Although our samples sizes were small, we wanted to evaluate the existence of sex-influenced autosomal DNAme in the individual placental cell types. By comparing DNAme in each cell type by sex using linear models, we identified multiple significant sex-influenced DMCs in endothelial cells (nCpGs = 35 DMCs at FDR < 0.05 and Δβ > |0.1|) and whole chorionic villi (nCpGs = 7 DMCs at FDR < 0.05 and Δβ > |0.1|) (Figure 5B, Supplementary figure 5), but none in the other cell types. Of the 35 endothelial sex-associated DMCs, the majority (89 %) had higher DNAme in XY as compared to XX cells, and were located in promoter or enhancer regions.
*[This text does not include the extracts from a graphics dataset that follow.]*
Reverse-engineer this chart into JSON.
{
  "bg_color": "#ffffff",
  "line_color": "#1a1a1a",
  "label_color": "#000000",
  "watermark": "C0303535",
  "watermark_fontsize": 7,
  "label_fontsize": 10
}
Among the endothelial-associated sex-DMCs were CpGs in genes including LDB3, INHBB, NSD1, RAB7A, and ZNF300; of these genes LDB3 and ZNF300 had 2 or more DMCs each (nCpGs = 2/4, respectively).
As we were likely underpowered to detect sex differences in all cell types, to evaluate whether the sex differences in DNAme identified in endothelial cells were truly cell-specific, we performed PCA on the endothelial sex-associated DMCs in all placental cell types. The scatterplot of PC1 versus PC2 (Figure 5C) showed separation by cell type on PC1, with separation by sex observed in all cell types along PC2. Not surprisingly, the sex difference in endothelial cells was greatest, however, these results suggest that some of the identified DMCs show sex differences across multiple cell types, and that we are likely underpowered and missing significance in detecting sex-associated DMCs in other sorted placental cell types.
Finally, considering sex differences in DNAme at specific genes, the ZNF300 gene was previously reported to be DM by sex in Inkster et al., (2021), and was shown to be associated with placental morphology and development [48]. In endothelial cells, we identified 4 sex-DMCs at ZNF300 (DNAme XY > XX in all cell types except Hofbauer cells), in the same promoter region reported to be sex-DMCs in Inkster et al., (2019). Among the other sex-DMCs we identified in endothelial cells, several were associated with NSD1 and LDB3: 2 DMCs were observed in NSD1 (Nuclear Receptor Binding SET Domain Protein 1) and LDB3 (LIM domain binding 3), which plays a role as histone lysine methyltransferase and generate proteins maintaining the stability of the muscle structure, with higher DNAme in XX than XY cells (both endothelial and cytotrophoblast). Figures exemplifying the sex-differential DNAme patterns at these genes are shown in Supplementary Figure 6.